But with all the considerable distress, in town and country alike amongst the working people, at the beginning of the nineteenth century, swift progress was taking place in agriculture and in manufactures. Only, the accumulated wealth fell into fewer hands, and the fluctuations in the demand for goods, caused partly by the opening up of new markets, brought successions of good times and bad times. "The workmen shared but partially in the prosperity, and were the first to bear the brunt of hard times."[[78]]
The Need for Parliamentary Reform
The point for us to note here is that the changed economic conditions made Parliamentary reform a necessity, and brought the question of popular enfranchisement within sight. It was useless for Burke to maintain the incomparable beauty of the British constitution; English politicians might be indifferent to political theories of democracy, and heartily dislike any notion of radical change, but the abuses were too obvious to prevent reform.
Whatever the size of the county it returned two members elected by freeholders, and the cost of a county election was enormous. Some of the boroughs, especially in Cornwall, were tiny villages. Eighteen members were returned from such boroughs in that part of Cornwall which now returns one member for the Liskeard Division. The fields of Old Sarum belonged to seven electors and returned two members. As there was no habitation whatever in this "borough" of Old Sarum, a tent was put up for the convenience of the returning officer at election times. No general law decided the borough franchise. Local custom and various political and personal considerations settled who should vote for members of Parliament. Places like Westminster and Preston had practically manhood suffrage. In most of the "corporation boroughs" the franchise was restricted exclusively to freemen of the borough, and to the self-elected non-resident persons who composed the governing body before the Municipal Corporation Act of 1835. A small number of rich and powerful men really worked nearly all the elections. Seats were openly bought and sold, and a candidate had either to find a patron who would provide him with a seat, or, failing a patron, to purchase a seat himself. Fox first entered Parliament for the pocket borough of Midhurst, and Sir George Trevelyan has described how it took place. Midhurst was selected by the father of Charles James Fox as "the most comfortable of constituencies from the point of view of a representative; for the right of election rested in a few small holdings, on which no human being resided, distinguished among the pastures and the stubble that surrounded them by a large stone set up on end in the middle of each portion. These burbage tenures, as they were called, had all been bought up by a single proprietor, Viscount Montagu, who when an election was in prospect, assigned a few of them to his servants, with instructions to nominate the members and then make back the property to their employer. This ceremony was performed in March, 1768, and the steward of the estate, who acted as the returning officer, declared that Charles James Fox had been duly chosen as one of the burgesses for Midhurst, at a time when that young gentleman was still amusing himself in Italy."
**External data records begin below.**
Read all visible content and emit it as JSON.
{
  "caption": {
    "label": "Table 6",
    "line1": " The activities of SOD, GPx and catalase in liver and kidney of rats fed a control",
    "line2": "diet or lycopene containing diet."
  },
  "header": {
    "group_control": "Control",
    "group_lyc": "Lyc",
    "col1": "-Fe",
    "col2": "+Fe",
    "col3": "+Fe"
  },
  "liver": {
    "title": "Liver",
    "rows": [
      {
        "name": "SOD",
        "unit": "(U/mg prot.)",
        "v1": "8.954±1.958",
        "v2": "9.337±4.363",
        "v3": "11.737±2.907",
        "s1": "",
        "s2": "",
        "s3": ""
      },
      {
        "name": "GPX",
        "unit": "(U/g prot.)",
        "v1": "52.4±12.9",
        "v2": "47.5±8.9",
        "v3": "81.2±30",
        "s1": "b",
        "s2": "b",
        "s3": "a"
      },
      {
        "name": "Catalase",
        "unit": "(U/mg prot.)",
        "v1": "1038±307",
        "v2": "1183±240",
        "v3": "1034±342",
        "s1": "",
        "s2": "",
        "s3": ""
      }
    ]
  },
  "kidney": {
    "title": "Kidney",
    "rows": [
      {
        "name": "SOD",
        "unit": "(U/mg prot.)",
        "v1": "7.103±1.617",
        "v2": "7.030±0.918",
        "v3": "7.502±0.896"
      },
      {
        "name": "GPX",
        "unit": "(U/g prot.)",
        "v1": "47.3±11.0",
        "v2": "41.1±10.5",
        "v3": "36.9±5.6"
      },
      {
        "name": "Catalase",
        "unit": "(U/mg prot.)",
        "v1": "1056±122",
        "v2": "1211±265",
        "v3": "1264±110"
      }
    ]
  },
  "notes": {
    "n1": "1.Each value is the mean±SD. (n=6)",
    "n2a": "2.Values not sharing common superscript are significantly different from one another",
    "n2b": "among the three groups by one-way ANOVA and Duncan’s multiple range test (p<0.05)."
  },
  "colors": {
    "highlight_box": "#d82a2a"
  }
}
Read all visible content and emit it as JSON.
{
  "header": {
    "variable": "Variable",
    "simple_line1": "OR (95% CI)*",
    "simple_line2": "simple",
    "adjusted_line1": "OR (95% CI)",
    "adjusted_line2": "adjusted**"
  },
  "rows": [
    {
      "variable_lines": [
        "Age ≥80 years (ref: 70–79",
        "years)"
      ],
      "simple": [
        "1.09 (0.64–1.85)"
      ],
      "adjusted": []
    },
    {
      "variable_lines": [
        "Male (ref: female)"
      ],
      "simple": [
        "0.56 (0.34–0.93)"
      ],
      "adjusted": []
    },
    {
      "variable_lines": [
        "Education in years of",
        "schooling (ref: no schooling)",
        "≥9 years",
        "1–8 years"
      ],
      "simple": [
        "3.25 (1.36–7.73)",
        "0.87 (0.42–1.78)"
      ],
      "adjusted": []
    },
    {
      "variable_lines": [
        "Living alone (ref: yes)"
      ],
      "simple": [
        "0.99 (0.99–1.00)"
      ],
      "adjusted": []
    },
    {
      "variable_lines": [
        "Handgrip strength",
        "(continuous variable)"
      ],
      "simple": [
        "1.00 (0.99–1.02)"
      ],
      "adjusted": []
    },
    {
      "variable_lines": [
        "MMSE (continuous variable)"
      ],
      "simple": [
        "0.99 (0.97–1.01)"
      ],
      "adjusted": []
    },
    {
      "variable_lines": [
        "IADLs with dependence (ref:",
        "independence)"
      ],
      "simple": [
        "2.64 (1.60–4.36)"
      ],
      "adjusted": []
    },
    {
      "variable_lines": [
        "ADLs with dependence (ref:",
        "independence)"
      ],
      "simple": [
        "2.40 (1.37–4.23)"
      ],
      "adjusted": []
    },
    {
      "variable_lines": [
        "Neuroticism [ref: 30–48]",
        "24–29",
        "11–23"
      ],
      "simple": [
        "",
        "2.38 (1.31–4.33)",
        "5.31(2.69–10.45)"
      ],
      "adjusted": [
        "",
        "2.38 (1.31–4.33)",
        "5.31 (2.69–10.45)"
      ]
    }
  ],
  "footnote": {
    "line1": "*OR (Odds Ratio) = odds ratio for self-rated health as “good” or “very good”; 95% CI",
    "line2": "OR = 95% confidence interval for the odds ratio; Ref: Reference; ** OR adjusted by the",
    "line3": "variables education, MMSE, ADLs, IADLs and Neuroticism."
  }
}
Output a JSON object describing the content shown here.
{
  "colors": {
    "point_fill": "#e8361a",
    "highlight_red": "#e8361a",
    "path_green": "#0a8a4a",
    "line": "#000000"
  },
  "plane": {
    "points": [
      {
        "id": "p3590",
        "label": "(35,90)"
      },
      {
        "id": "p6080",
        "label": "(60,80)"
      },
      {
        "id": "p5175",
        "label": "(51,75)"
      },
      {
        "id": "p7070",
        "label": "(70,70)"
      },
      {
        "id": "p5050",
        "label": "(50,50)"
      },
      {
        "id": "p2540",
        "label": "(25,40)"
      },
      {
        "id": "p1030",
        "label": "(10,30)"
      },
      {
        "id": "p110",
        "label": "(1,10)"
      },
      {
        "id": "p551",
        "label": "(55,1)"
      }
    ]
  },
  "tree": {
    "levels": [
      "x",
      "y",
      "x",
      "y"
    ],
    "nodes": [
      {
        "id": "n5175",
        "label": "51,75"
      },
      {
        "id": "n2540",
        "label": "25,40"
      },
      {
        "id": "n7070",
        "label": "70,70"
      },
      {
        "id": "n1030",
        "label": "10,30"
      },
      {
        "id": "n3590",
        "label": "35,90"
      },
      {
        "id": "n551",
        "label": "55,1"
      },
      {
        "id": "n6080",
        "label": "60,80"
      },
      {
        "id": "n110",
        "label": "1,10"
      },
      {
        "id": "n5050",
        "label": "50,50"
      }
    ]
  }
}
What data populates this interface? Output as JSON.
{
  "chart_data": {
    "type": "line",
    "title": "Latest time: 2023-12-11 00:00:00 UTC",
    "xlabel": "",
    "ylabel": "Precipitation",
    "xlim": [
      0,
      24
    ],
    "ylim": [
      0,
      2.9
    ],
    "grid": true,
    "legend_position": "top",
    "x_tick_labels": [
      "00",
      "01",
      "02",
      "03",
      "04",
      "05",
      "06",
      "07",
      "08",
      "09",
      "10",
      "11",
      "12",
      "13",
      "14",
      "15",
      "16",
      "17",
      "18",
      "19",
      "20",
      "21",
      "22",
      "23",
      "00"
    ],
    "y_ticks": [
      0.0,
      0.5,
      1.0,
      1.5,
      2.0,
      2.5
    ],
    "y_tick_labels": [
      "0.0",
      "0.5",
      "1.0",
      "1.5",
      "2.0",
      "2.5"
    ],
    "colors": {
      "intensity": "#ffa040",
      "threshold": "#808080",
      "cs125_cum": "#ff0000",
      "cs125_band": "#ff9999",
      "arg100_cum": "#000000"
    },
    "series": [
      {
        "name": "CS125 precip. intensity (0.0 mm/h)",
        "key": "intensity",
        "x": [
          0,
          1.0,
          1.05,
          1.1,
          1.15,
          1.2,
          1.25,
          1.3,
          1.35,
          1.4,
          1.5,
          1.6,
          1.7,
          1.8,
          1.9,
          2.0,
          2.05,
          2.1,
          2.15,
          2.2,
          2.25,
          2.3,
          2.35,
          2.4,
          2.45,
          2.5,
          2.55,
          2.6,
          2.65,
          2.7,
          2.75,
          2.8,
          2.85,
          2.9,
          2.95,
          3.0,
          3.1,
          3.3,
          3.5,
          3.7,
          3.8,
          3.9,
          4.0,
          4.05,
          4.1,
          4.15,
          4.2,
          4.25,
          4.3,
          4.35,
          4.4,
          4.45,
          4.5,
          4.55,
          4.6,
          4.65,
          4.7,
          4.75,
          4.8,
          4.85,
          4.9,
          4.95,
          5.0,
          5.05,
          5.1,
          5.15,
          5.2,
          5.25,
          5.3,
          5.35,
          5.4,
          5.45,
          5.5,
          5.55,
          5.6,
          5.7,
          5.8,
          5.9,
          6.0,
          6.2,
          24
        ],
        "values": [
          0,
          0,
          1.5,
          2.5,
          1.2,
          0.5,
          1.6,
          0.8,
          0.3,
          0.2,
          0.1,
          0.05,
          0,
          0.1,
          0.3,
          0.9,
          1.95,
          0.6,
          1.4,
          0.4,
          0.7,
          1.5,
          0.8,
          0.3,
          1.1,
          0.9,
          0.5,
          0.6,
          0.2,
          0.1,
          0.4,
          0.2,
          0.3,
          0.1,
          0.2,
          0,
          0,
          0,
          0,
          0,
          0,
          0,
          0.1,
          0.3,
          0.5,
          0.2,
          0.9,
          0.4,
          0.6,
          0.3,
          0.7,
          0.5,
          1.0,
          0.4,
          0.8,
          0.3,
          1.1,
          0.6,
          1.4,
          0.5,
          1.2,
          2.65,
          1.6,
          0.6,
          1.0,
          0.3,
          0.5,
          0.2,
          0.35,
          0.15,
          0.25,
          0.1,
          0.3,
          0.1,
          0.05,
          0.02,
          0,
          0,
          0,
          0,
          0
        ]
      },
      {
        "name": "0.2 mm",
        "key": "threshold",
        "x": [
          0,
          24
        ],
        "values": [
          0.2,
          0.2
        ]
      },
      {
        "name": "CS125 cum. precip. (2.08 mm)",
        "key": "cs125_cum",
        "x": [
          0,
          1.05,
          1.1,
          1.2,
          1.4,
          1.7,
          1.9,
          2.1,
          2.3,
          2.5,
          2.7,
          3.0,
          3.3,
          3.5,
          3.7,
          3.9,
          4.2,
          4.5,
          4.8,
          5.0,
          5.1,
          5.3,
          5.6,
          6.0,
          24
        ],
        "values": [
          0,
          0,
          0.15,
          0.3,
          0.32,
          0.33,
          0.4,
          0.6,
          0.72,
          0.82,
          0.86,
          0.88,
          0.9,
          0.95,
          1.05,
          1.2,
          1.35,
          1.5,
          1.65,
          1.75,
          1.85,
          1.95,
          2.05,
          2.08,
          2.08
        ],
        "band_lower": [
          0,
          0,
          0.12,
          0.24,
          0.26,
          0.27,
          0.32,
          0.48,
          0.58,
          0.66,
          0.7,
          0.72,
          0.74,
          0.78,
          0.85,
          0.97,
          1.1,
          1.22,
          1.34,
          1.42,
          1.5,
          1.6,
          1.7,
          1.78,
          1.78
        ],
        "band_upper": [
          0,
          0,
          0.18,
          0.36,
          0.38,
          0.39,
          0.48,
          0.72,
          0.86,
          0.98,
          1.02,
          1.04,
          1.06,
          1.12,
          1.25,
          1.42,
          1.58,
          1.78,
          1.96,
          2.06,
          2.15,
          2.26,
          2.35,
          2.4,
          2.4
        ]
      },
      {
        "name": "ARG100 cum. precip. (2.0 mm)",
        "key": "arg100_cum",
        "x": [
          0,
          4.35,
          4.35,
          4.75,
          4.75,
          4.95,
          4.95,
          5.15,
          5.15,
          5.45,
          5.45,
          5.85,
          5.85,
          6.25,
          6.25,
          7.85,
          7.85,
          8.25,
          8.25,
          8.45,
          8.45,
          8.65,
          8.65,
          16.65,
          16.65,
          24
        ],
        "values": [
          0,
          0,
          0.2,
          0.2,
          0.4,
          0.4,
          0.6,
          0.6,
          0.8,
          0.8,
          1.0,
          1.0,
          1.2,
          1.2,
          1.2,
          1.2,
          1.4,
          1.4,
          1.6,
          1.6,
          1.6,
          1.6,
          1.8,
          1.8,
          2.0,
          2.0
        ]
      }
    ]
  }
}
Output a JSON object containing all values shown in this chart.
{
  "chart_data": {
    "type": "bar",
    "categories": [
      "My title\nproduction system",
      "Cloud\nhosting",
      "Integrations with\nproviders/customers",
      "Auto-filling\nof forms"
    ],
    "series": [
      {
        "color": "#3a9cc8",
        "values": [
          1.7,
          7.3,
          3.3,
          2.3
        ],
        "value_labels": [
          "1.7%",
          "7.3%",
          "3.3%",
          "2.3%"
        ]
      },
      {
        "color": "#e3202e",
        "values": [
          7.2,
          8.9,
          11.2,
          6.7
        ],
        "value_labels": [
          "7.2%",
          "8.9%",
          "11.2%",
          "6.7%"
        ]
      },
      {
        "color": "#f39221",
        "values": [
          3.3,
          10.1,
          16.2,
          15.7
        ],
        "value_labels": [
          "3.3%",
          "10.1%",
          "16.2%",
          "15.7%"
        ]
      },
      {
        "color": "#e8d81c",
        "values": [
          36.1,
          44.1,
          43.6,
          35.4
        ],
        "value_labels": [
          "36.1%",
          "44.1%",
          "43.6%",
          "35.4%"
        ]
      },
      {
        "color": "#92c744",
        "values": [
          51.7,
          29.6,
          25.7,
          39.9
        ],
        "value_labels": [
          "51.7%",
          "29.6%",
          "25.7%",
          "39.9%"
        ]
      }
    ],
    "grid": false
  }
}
Three years earlier Burke had entered Parliament as a nominee of Lord Rockingham's. Gibbon sat in the House for some years under patronage. Gladstone first became a member by presentation to a pocket borough, and later spoke in praise of this method of bringing young men of promise into Parliament. John Wilson Croker estimated that of six hundred and fifty-eight members of the House of Commons at the end of the eighteenth century, two hundred and seventy-six were returned by patrons. Men of more independence of mind who could afford to buy seats did so, and many of the reformers—including Burdett, Romilly and Hume—thus sat in the House.
Manufacturing Centres Unrepresented in Parliament
It was not so much that the landowning aristocracy were over-represented in Parliament by their control of so many pocket boroughs, as that great manufacturing centres were entirely unrepresented. The middle-class manufacturers had no means of making their influence felt in the unreformed House of Commons, for towns of such importance as Leeds, Manchester and Birmingham sent no representatives to Parliament. This meant that Parliament was out of touch with all the industrial life of the nation, and that nothing was done till after the Reform Act in the way of serious industrial legislation.
35 constituencies with hardly any voters at all returned 75 members
46 constituencies with less than 50 voters in each returned 90 "
19 constituencies with less than 100 voters in each returned 37 "
26 constituencies with less than 200 voters in each returned 52 "
84 male electors in other constituencies returned 157 "
The Reform Act of 1832 changed all this. It disfranchised all boroughs with less than 2,000 inhabitants—fifty-six in all; allowed one member only to boroughs with between 2,000 and 4,000; gave representatives to Manchester, Birmingham, Leeds, and to several other large manufacturing towns and London boroughs; extended the county franchise to leaseholders and £50 tenants at will; and settled the borough franchise on a uniform qualification of occupation in a house of £10 rateable value. It also fixed two days, instead of fifteen, as the limit for county elections, and one day for boroughs.